There are two obvious falsehoods contained in that item. First, Clinton never said that it “doesn’t make a difference who killed 4 Americans,” or anything remotely similar. She was responding to a question from Johnson about the early descriptions of what had taken place. There are still varying reports that are being sorted out. Clinton was saying that the debate over what was said in the first few hours or days after the assault was not as important as completing the investigation and bringing the perpetrators to justice. Here is the whole exchange:

JOHNSON: Again, we were misled that there were supposedly protests and then something sprang out of that, an assault spread out of that and that was easily ascertained that that was not the fact and the American people could have known that within days and they didn’t know that.
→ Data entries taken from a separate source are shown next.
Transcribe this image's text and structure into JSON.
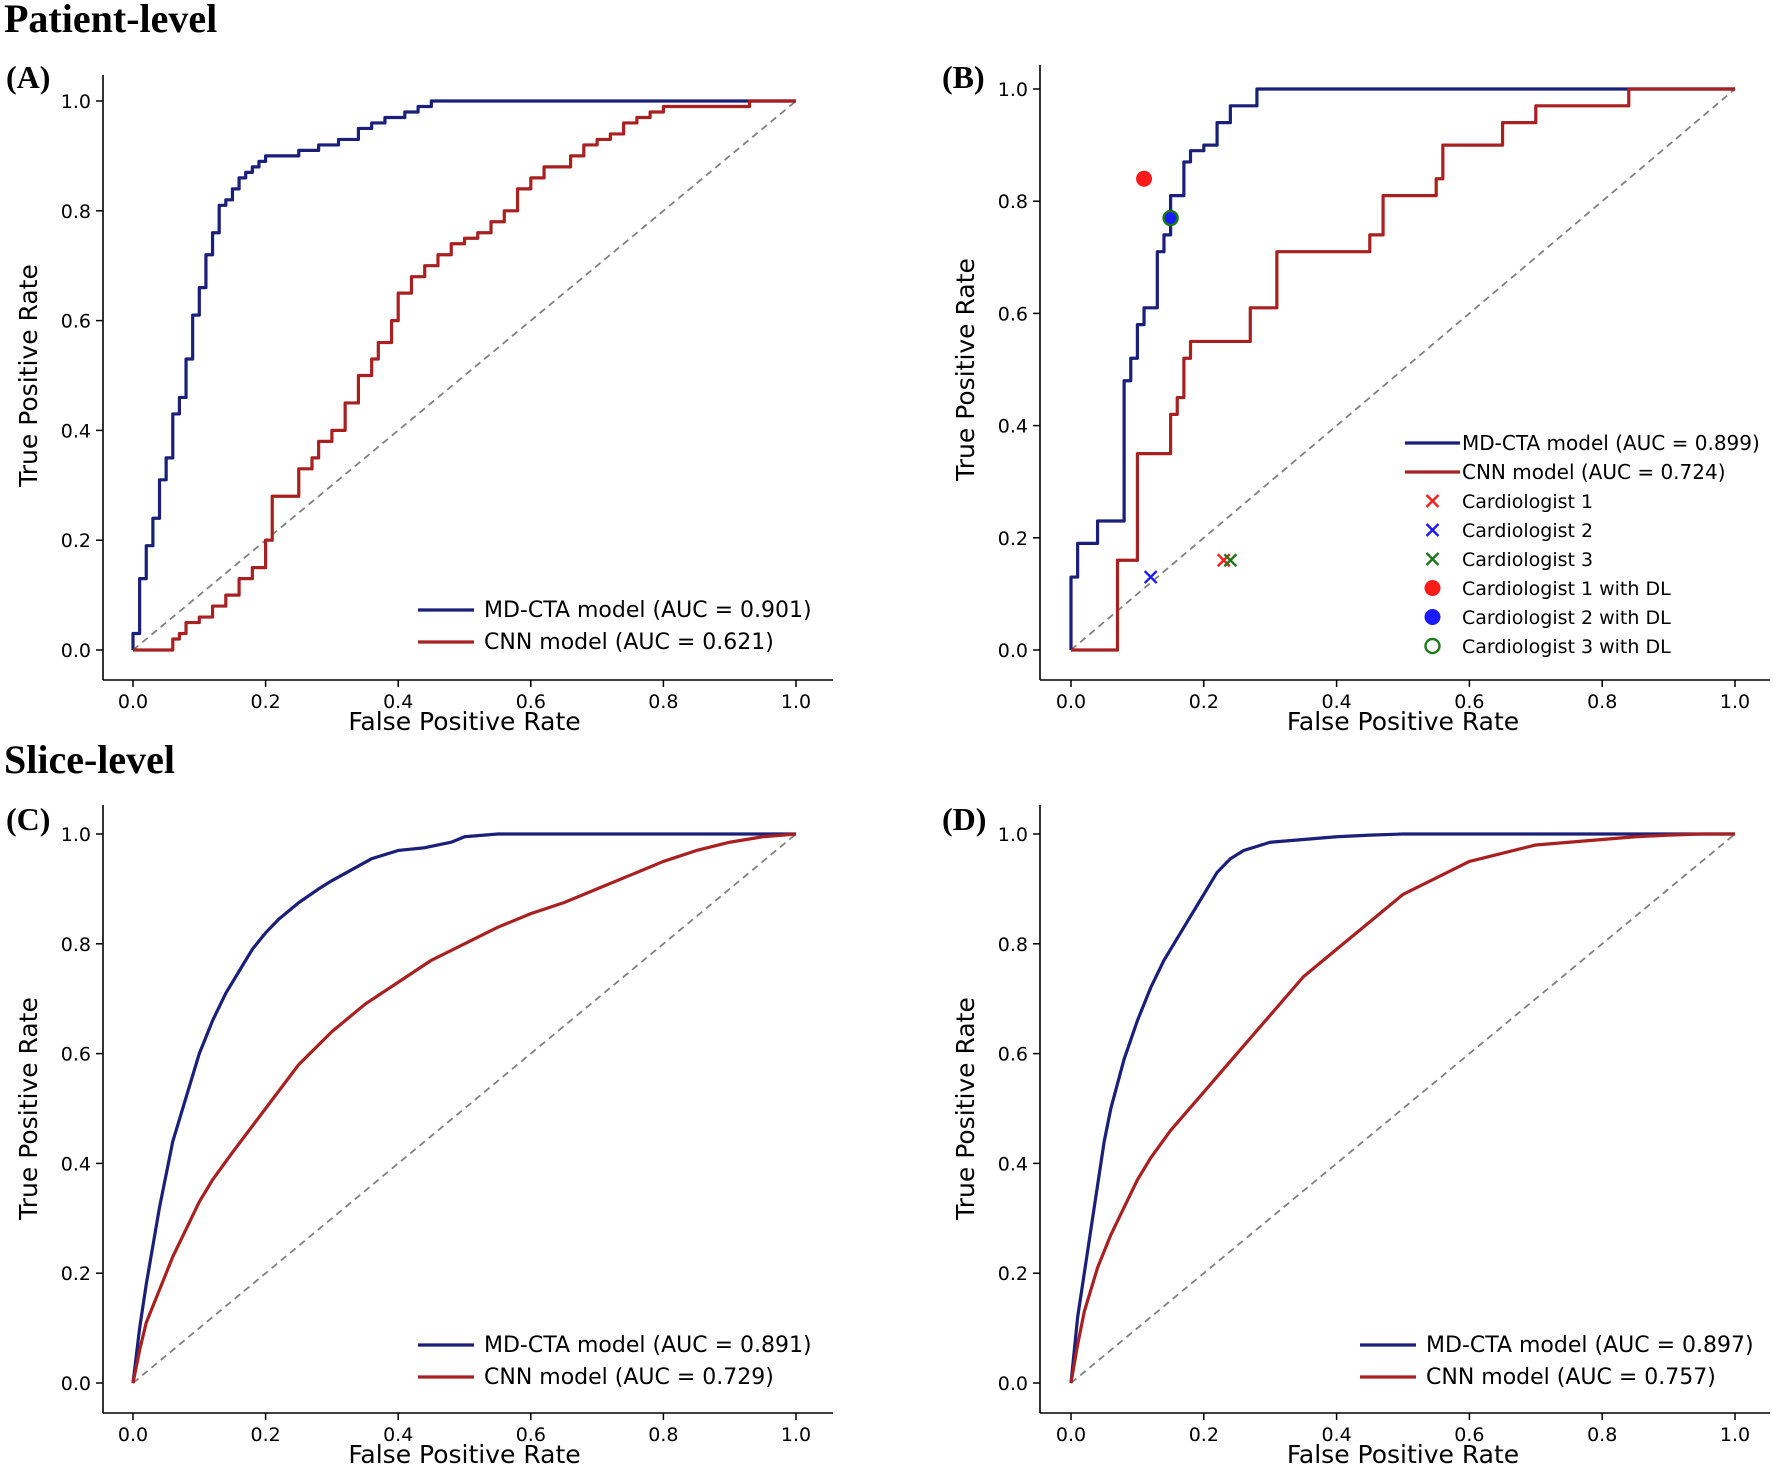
{
  "colors": {
    "blue": "#1a1f7a",
    "red": "#a82020",
    "diag": "#808080",
    "c1": "#ff1a1a",
    "c2": "#1a1aff",
    "c3": "#1a7a1a"
  },
  "sections": {
    "patient": "Patient-level",
    "slice": "Slice-level"
  },
  "chart_data": [
    {
      "panel": "(A)",
      "type": "line",
      "xlabel": "False Positive Rate",
      "ylabel": "True Positive Rate",
      "xlim": [
        0,
        1
      ],
      "ylim": [
        0,
        1
      ],
      "ticks": {
        "x": [
          "0.0",
          "0.2",
          "0.4",
          "0.6",
          "0.8",
          "1.0"
        ],
        "y": [
          "0.0",
          "0.2",
          "0.4",
          "0.6",
          "0.8",
          "1.0"
        ]
      },
      "legend_position": "bottom-right",
      "series": [
        {
          "name": "MD-CTA model (AUC = 0.901)",
          "color": "blue",
          "style": "step",
          "x": [
            0,
            0,
            0.01,
            0.01,
            0.02,
            0.02,
            0.03,
            0.03,
            0.04,
            0.04,
            0.05,
            0.06,
            0.06,
            0.07,
            0.07,
            0.08,
            0.08,
            0.09,
            0.09,
            0.1,
            0.1,
            0.11,
            0.11,
            0.12,
            0.12,
            0.13,
            0.13,
            0.14,
            0.14,
            0.15,
            0.15,
            0.16,
            0.16,
            0.17,
            0.18,
            0.18,
            0.19,
            0.2,
            0.2,
            0.21,
            0.22,
            0.25,
            0.25,
            0.28,
            0.28,
            0.31,
            0.31,
            0.34,
            0.34,
            0.36,
            0.36,
            0.38,
            0.38,
            0.4,
            0.41,
            0.41,
            0.43,
            0.43,
            0.45,
            0.45,
            0.48,
            1.0
          ],
          "y": [
            0,
            0.03,
            0.03,
            0.13,
            0.13,
            0.19,
            0.19,
            0.24,
            0.25,
            0.31,
            0.35,
            0.35,
            0.43,
            0.43,
            0.46,
            0.46,
            0.53,
            0.56,
            0.61,
            0.63,
            0.66,
            0.68,
            0.72,
            0.73,
            0.76,
            0.78,
            0.81,
            0.81,
            0.82,
            0.82,
            0.84,
            0.84,
            0.86,
            0.87,
            0.87,
            0.88,
            0.89,
            0.89,
            0.9,
            0.9,
            0.9,
            0.9,
            0.91,
            0.91,
            0.92,
            0.92,
            0.93,
            0.93,
            0.95,
            0.95,
            0.96,
            0.96,
            0.97,
            0.97,
            0.97,
            0.98,
            0.98,
            0.99,
            0.99,
            1.0,
            1.0,
            1.0
          ]
        },
        {
          "name": "CNN model (AUC = 0.621)",
          "color": "red",
          "style": "step",
          "x": [
            0,
            0.05,
            0.06,
            0.07,
            0.08,
            0.1,
            0.12,
            0.14,
            0.16,
            0.18,
            0.2,
            0.21,
            0.21,
            0.24,
            0.25,
            0.27,
            0.28,
            0.3,
            0.32,
            0.34,
            0.36,
            0.37,
            0.39,
            0.4,
            0.4,
            0.42,
            0.44,
            0.46,
            0.48,
            0.5,
            0.52,
            0.54,
            0.56,
            0.58,
            0.6,
            0.62,
            0.64,
            0.66,
            0.68,
            0.7,
            0.72,
            0.74,
            0.76,
            0.78,
            0.8,
            0.82,
            0.85,
            0.9,
            0.93,
            0.93,
            1.0
          ],
          "y": [
            0,
            0,
            0.02,
            0.03,
            0.05,
            0.06,
            0.08,
            0.1,
            0.13,
            0.15,
            0.2,
            0.22,
            0.28,
            0.28,
            0.33,
            0.35,
            0.38,
            0.4,
            0.45,
            0.5,
            0.53,
            0.56,
            0.6,
            0.6,
            0.65,
            0.68,
            0.7,
            0.72,
            0.74,
            0.75,
            0.76,
            0.78,
            0.8,
            0.84,
            0.86,
            0.88,
            0.88,
            0.9,
            0.92,
            0.93,
            0.94,
            0.96,
            0.97,
            0.98,
            0.99,
            0.99,
            0.99,
            0.99,
            0.99,
            1.0,
            1.0
          ]
        }
      ]
    },
    {
      "panel": "(B)",
      "type": "line",
      "xlabel": "False Positive Rate",
      "ylabel": "True Positive Rate",
      "xlim": [
        0,
        1
      ],
      "ylim": [
        0,
        1
      ],
      "ticks": {
        "x": [
          "0.0",
          "0.2",
          "0.4",
          "0.6",
          "0.8",
          "1.0"
        ],
        "y": [
          "0.0",
          "0.2",
          "0.4",
          "0.6",
          "0.8",
          "1.0"
        ]
      },
      "legend_position": "center-right",
      "series": [
        {
          "name": "MD-CTA model (AUC = 0.899)",
          "color": "blue",
          "style": "step",
          "x": [
            0,
            0,
            0.01,
            0.01,
            0.04,
            0.04,
            0.08,
            0.08,
            0.09,
            0.09,
            0.1,
            0.1,
            0.11,
            0.11,
            0.13,
            0.13,
            0.14,
            0.14,
            0.15,
            0.15,
            0.17,
            0.17,
            0.18,
            0.18,
            0.2,
            0.2,
            0.22,
            0.22,
            0.24,
            0.24,
            0.26,
            0.26,
            0.28,
            0.28,
            1.0
          ],
          "y": [
            0,
            0.13,
            0.13,
            0.19,
            0.19,
            0.23,
            0.23,
            0.48,
            0.48,
            0.52,
            0.52,
            0.58,
            0.58,
            0.61,
            0.61,
            0.71,
            0.71,
            0.74,
            0.74,
            0.81,
            0.81,
            0.87,
            0.87,
            0.89,
            0.89,
            0.9,
            0.9,
            0.94,
            0.94,
            0.97,
            0.97,
            0.97,
            0.97,
            1.0,
            1.0
          ]
        },
        {
          "name": "CNN model (AUC = 0.724)",
          "color": "red",
          "style": "step",
          "x": [
            0,
            0.07,
            0.07,
            0.1,
            0.1,
            0.12,
            0.12,
            0.15,
            0.15,
            0.16,
            0.16,
            0.17,
            0.17,
            0.18,
            0.18,
            0.21,
            0.21,
            0.27,
            0.27,
            0.31,
            0.31,
            0.4,
            0.4,
            0.45,
            0.45,
            0.47,
            0.47,
            0.51,
            0.51,
            0.55,
            0.55,
            0.56,
            0.56,
            0.6,
            0.6,
            0.65,
            0.65,
            0.7,
            0.7,
            0.84,
            0.84,
            1.0
          ],
          "y": [
            0,
            0,
            0.16,
            0.16,
            0.35,
            0.35,
            0.35,
            0.35,
            0.42,
            0.42,
            0.45,
            0.45,
            0.52,
            0.52,
            0.55,
            0.55,
            0.55,
            0.55,
            0.61,
            0.61,
            0.71,
            0.71,
            0.71,
            0.71,
            0.74,
            0.74,
            0.81,
            0.81,
            0.81,
            0.81,
            0.84,
            0.84,
            0.9,
            0.9,
            0.9,
            0.9,
            0.94,
            0.94,
            0.97,
            0.97,
            1.0,
            1.0
          ]
        }
      ],
      "points": [
        {
          "name": "Cardiologist 1",
          "x": 0.23,
          "y": 0.16,
          "marker": "x",
          "color": "c1"
        },
        {
          "name": "Cardiologist 2",
          "x": 0.12,
          "y": 0.13,
          "marker": "x",
          "color": "c2"
        },
        {
          "name": "Cardiologist 3",
          "x": 0.24,
          "y": 0.16,
          "marker": "x",
          "color": "c3"
        },
        {
          "name": "Cardiologist 1 with DL",
          "x": 0.11,
          "y": 0.84,
          "marker": "o",
          "color": "c1"
        },
        {
          "name": "Cardiologist 2 with DL",
          "x": 0.15,
          "y": 0.77,
          "marker": "o",
          "color": "c2"
        },
        {
          "name": "Cardiologist 3 with DL",
          "x": 0.15,
          "y": 0.77,
          "marker": "o-open",
          "color": "c3"
        }
      ]
    },
    {
      "panel": "(C)",
      "type": "line",
      "xlabel": "False Positive Rate",
      "ylabel": "True Positive Rate",
      "xlim": [
        0,
        1
      ],
      "ylim": [
        0,
        1
      ],
      "ticks": {
        "x": [
          "0.0",
          "0.2",
          "0.4",
          "0.6",
          "0.8",
          "1.0"
        ],
        "y": [
          "0.0",
          "0.2",
          "0.4",
          "0.6",
          "0.8",
          "1.0"
        ]
      },
      "legend_position": "bottom-right",
      "series": [
        {
          "name": "MD-CTA model (AUC = 0.891)",
          "color": "blue",
          "style": "smooth",
          "x": [
            0,
            0.005,
            0.01,
            0.02,
            0.03,
            0.04,
            0.05,
            0.06,
            0.08,
            0.1,
            0.12,
            0.14,
            0.16,
            0.18,
            0.2,
            0.22,
            0.25,
            0.28,
            0.3,
            0.33,
            0.36,
            0.4,
            0.44,
            0.48,
            0.5,
            0.55,
            0.6,
            0.7,
            0.8,
            0.9,
            1.0
          ],
          "y": [
            0,
            0.05,
            0.1,
            0.18,
            0.25,
            0.32,
            0.38,
            0.44,
            0.52,
            0.6,
            0.66,
            0.71,
            0.75,
            0.79,
            0.82,
            0.845,
            0.875,
            0.9,
            0.915,
            0.935,
            0.955,
            0.97,
            0.975,
            0.985,
            0.995,
            1.0,
            1.0,
            1.0,
            1.0,
            1.0,
            1.0
          ]
        },
        {
          "name": "CNN model (AUC = 0.729)",
          "color": "red",
          "style": "smooth",
          "x": [
            0,
            0.01,
            0.02,
            0.04,
            0.06,
            0.08,
            0.1,
            0.12,
            0.15,
            0.2,
            0.25,
            0.3,
            0.35,
            0.4,
            0.45,
            0.5,
            0.55,
            0.6,
            0.65,
            0.7,
            0.75,
            0.8,
            0.85,
            0.9,
            0.95,
            1.0
          ],
          "y": [
            0,
            0.06,
            0.11,
            0.17,
            0.23,
            0.28,
            0.33,
            0.37,
            0.42,
            0.5,
            0.58,
            0.64,
            0.69,
            0.73,
            0.77,
            0.8,
            0.83,
            0.855,
            0.875,
            0.9,
            0.925,
            0.95,
            0.97,
            0.985,
            0.995,
            1.0
          ]
        }
      ]
    },
    {
      "panel": "(D)",
      "type": "line",
      "xlabel": "False Positive Rate",
      "ylabel": "True Positive Rate",
      "xlim": [
        0,
        1
      ],
      "ylim": [
        0,
        1
      ],
      "ticks": {
        "x": [
          "0.0",
          "0.2",
          "0.4",
          "0.6",
          "0.8",
          "1.0"
        ],
        "y": [
          "0.0",
          "0.2",
          "0.4",
          "0.6",
          "0.8",
          "1.0"
        ]
      },
      "legend_position": "bottom-right",
      "series": [
        {
          "name": "MD-CTA model (AUC = 0.897)",
          "color": "blue",
          "style": "smooth",
          "x": [
            0,
            0.005,
            0.01,
            0.02,
            0.03,
            0.04,
            0.05,
            0.06,
            0.08,
            0.1,
            0.12,
            0.14,
            0.16,
            0.18,
            0.2,
            0.22,
            0.24,
            0.26,
            0.3,
            0.35,
            0.4,
            0.45,
            0.5,
            0.6,
            0.8,
            1.0
          ],
          "y": [
            0,
            0.06,
            0.12,
            0.2,
            0.28,
            0.36,
            0.44,
            0.5,
            0.59,
            0.66,
            0.72,
            0.77,
            0.81,
            0.85,
            0.89,
            0.93,
            0.955,
            0.97,
            0.985,
            0.99,
            0.995,
            0.998,
            1.0,
            1.0,
            1.0,
            1.0
          ]
        },
        {
          "name": "CNN model (AUC = 0.757)",
          "color": "red",
          "style": "smooth",
          "x": [
            0,
            0.01,
            0.02,
            0.04,
            0.06,
            0.08,
            0.1,
            0.12,
            0.15,
            0.2,
            0.25,
            0.3,
            0.35,
            0.4,
            0.45,
            0.5,
            0.55,
            0.6,
            0.65,
            0.7,
            0.75,
            0.8,
            0.85,
            0.9,
            0.95,
            1.0
          ],
          "y": [
            0,
            0.07,
            0.13,
            0.21,
            0.27,
            0.32,
            0.37,
            0.41,
            0.46,
            0.53,
            0.6,
            0.67,
            0.74,
            0.79,
            0.84,
            0.89,
            0.92,
            0.95,
            0.965,
            0.98,
            0.985,
            0.99,
            0.995,
            0.998,
            1.0,
            1.0
          ]
        }
      ]
    }
  ]
}
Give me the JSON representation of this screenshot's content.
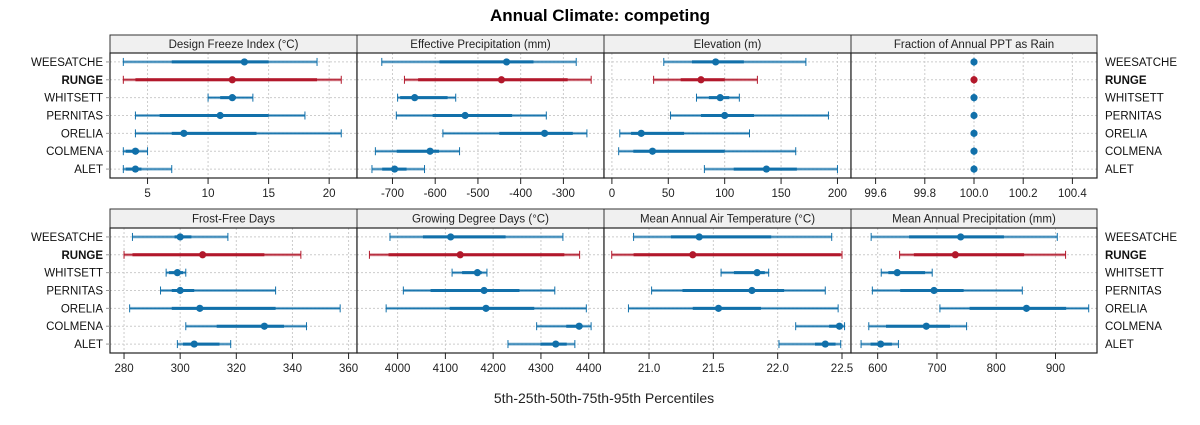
{
  "chart_data": {
    "type": "dot-interval",
    "title": "Annual Climate: competing",
    "xlabel": "5th-25th-50th-75th-95th Percentiles",
    "legend": "none",
    "grid": true,
    "colors": {
      "default": "#1170aa",
      "highlight": "#b2182b"
    },
    "rows": [
      "WEESATCHE",
      "RUNGE",
      "WHITSETT",
      "PERNITAS",
      "ORELIA",
      "COLMENA",
      "ALET"
    ],
    "highlight_row": "RUNGE",
    "percentiles": [
      "p05",
      "p25",
      "p50",
      "p75",
      "p95"
    ],
    "panels": [
      {
        "title": "Design Freeze Index (°C)",
        "xlim": [
          1.9,
          22.3
        ],
        "ticks": [
          5,
          10,
          15,
          20
        ],
        "values": {
          "WEESATCHE": [
            3,
            7,
            13,
            15,
            19
          ],
          "RUNGE": [
            3,
            4,
            12,
            19,
            21
          ],
          "WHITSETT": [
            10,
            11,
            12,
            12.3,
            13.7
          ],
          "PERNITAS": [
            4,
            6,
            11,
            15,
            18
          ],
          "ORELIA": [
            4,
            7,
            8,
            14,
            21
          ],
          "COLMENA": [
            3,
            3.2,
            4,
            4.3,
            5
          ],
          "ALET": [
            3,
            3.2,
            4,
            4.5,
            7
          ]
        }
      },
      {
        "title": "Effective Precipitation (mm)",
        "xlim": [
          -783,
          -205
        ],
        "ticks": [
          -700,
          -600,
          -500,
          -400,
          -300
        ],
        "values": {
          "WEESATCHE": [
            -725,
            -590,
            -433,
            -370,
            -270
          ],
          "RUNGE": [
            -672,
            -640,
            -445,
            -290,
            -235
          ],
          "WHITSETT": [
            -688,
            -682,
            -648,
            -571,
            -552
          ],
          "PERNITAS": [
            -691,
            -606,
            -530,
            -420,
            -340
          ],
          "ORELIA": [
            -582,
            -450,
            -344,
            -278,
            -245
          ],
          "COLMENA": [
            -740,
            -690,
            -612,
            -591,
            -543
          ],
          "ALET": [
            -748,
            -724,
            -695,
            -667,
            -625
          ]
        }
      },
      {
        "title": "Elevation (m)",
        "xlim": [
          -7,
          212
        ],
        "ticks": [
          0,
          50,
          100,
          150,
          200
        ],
        "values": {
          "WEESATCHE": [
            46,
            71,
            92,
            117,
            172
          ],
          "RUNGE": [
            37,
            61,
            79,
            100,
            129
          ],
          "WHITSETT": [
            75,
            86,
            96,
            104,
            113
          ],
          "PERNITAS": [
            52,
            79,
            100,
            126,
            192
          ],
          "ORELIA": [
            7,
            17,
            26,
            64,
            122
          ],
          "COLMENA": [
            6,
            19,
            36,
            100,
            163
          ],
          "ALET": [
            82,
            108,
            137,
            164,
            200
          ]
        }
      },
      {
        "title": "Fraction of Annual PPT as Rain",
        "xlim": [
          99.5,
          100.5
        ],
        "ticks_labels": [
          "99.6",
          "99.8",
          "100.0",
          "100.2",
          "100.4"
        ],
        "ticks": [
          99.6,
          99.8,
          100.0,
          100.2,
          100.4
        ],
        "values": {
          "WEESATCHE": [
            100,
            100,
            100,
            100,
            100
          ],
          "RUNGE": [
            100,
            100,
            100,
            100,
            100
          ],
          "WHITSETT": [
            100,
            100,
            100,
            100,
            100
          ],
          "PERNITAS": [
            100,
            100,
            100,
            100,
            100
          ],
          "ORELIA": [
            100,
            100,
            100,
            100,
            100
          ],
          "COLMENA": [
            100,
            100,
            100,
            100,
            100
          ],
          "ALET": [
            100,
            100,
            100,
            100,
            100
          ]
        }
      },
      {
        "title": "Frost-Free Days",
        "xlim": [
          275,
          363
        ],
        "ticks": [
          280,
          300,
          320,
          340,
          360
        ],
        "values": {
          "WEESATCHE": [
            283,
            298,
            300,
            304,
            317
          ],
          "RUNGE": [
            280,
            283,
            308,
            330,
            343
          ],
          "WHITSETT": [
            295,
            296,
            299,
            301,
            302
          ],
          "PERNITAS": [
            293,
            297,
            300,
            305,
            334
          ],
          "ORELIA": [
            282,
            297,
            307,
            334,
            357
          ],
          "COLMENA": [
            302,
            313,
            330,
            337,
            345
          ],
          "ALET": [
            299,
            301,
            305,
            314,
            318
          ]
        }
      },
      {
        "title": "Growing Degree Days (°C)",
        "xlim": [
          3915,
          4432
        ],
        "ticks": [
          4000,
          4100,
          4200,
          4300,
          4400
        ],
        "values": {
          "WEESATCHE": [
            3984,
            4053,
            4111,
            4226,
            4346
          ],
          "RUNGE": [
            3941,
            3981,
            4131,
            4349,
            4381
          ],
          "WHITSETT": [
            4114,
            4135,
            4167,
            4176,
            4187
          ],
          "PERNITAS": [
            4012,
            4069,
            4181,
            4255,
            4329
          ],
          "ORELIA": [
            3976,
            4109,
            4185,
            4286,
            4395
          ],
          "COLMENA": [
            4291,
            4353,
            4380,
            4386,
            4405
          ],
          "ALET": [
            4231,
            4299,
            4331,
            4354,
            4371
          ]
        }
      },
      {
        "title": "Mean Annual Air Temperature (°C)",
        "xlim": [
          20.65,
          22.57
        ],
        "ticks_labels": [
          "21.0",
          "21.5",
          "22.0",
          "22.5"
        ],
        "ticks": [
          21.0,
          21.5,
          22.0,
          22.5
        ],
        "values": {
          "WEESATCHE": [
            20.88,
            21.17,
            21.39,
            21.95,
            22.42
          ],
          "RUNGE": [
            20.71,
            20.88,
            21.34,
            22.49,
            22.5
          ],
          "WHITSETT": [
            21.56,
            21.66,
            21.84,
            21.9,
            21.93
          ],
          "PERNITAS": [
            21.02,
            21.26,
            21.8,
            22.05,
            22.37
          ],
          "ORELIA": [
            20.84,
            21.34,
            21.54,
            21.87,
            22.47
          ],
          "COLMENA": [
            22.14,
            22.4,
            22.48,
            22.5,
            22.52
          ],
          "ALET": [
            22.01,
            22.29,
            22.37,
            22.45,
            22.49
          ]
        }
      },
      {
        "title": "Mean Annual Precipitation (mm)",
        "xlim": [
          555,
          970
        ],
        "ticks": [
          600,
          700,
          800,
          900
        ],
        "values": {
          "WEESATCHE": [
            589,
            653,
            740,
            813,
            903
          ],
          "RUNGE": [
            637,
            661,
            731,
            847,
            917
          ],
          "WHITSETT": [
            606,
            618,
            633,
            680,
            692
          ],
          "PERNITAS": [
            591,
            638,
            695,
            745,
            844
          ],
          "ORELIA": [
            705,
            755,
            851,
            918,
            956
          ],
          "COLMENA": [
            585,
            614,
            682,
            722,
            750
          ],
          "ALET": [
            572,
            588,
            605,
            624,
            635
          ]
        }
      }
    ]
  }
}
CLINTON: With all due respect, the fact is, we had four dead Americans. Was it because of a protest or because of guys out for a walk one night and decided to go kill some Americans? What difference, at this point, does it make? It is our job to figure out what happened and do everything we can to prevent it from ever happening again, Senator. Now honestly, I will do my best to answer your questions about this but the fact is that people were trying in real time to get to the best information. The I.C. [Intelligence Community] has a process, I understand, going with the other committees to explain how these talking points came out. But to be clear, it is, from my perspective, less important today, looking backwards, as to why these militants decided they did it than to find them and bring them to justice and then maybe we’ll figure out what was going on in the meantime.

Clinton’s statement was the exact opposite of what the Fox Nationalists wrote in their headline. She was unambiguously stating that her specific concern was about who killed the Americans at the Benghazi facility. That could not have been missed unless it was a deliberate attempt to deceive.

The second falsehood in the headline is, of course, that the White House was not agreeing with the false characterization that Fox posted. They did, however, agree with what Clinton actually said. In fact, press secretary Jay Carney was explicitly agreeing that “whatever was said — based on information provided by the intelligence community – on a series of Sunday shows bears no ultimate relevance.”

So the statements of Clinton and Carney were in alignment, while the reporting of Fox was delusional. And as a small side note, Fox Nation sourced their report to the Washington Post in a link that went somewhere else. If you clicked the “WaPo” link you would have been taken to a right-wing blog called Weasel Zippers. That’s just another example of why you can’t trust anything you read at Fox Nation.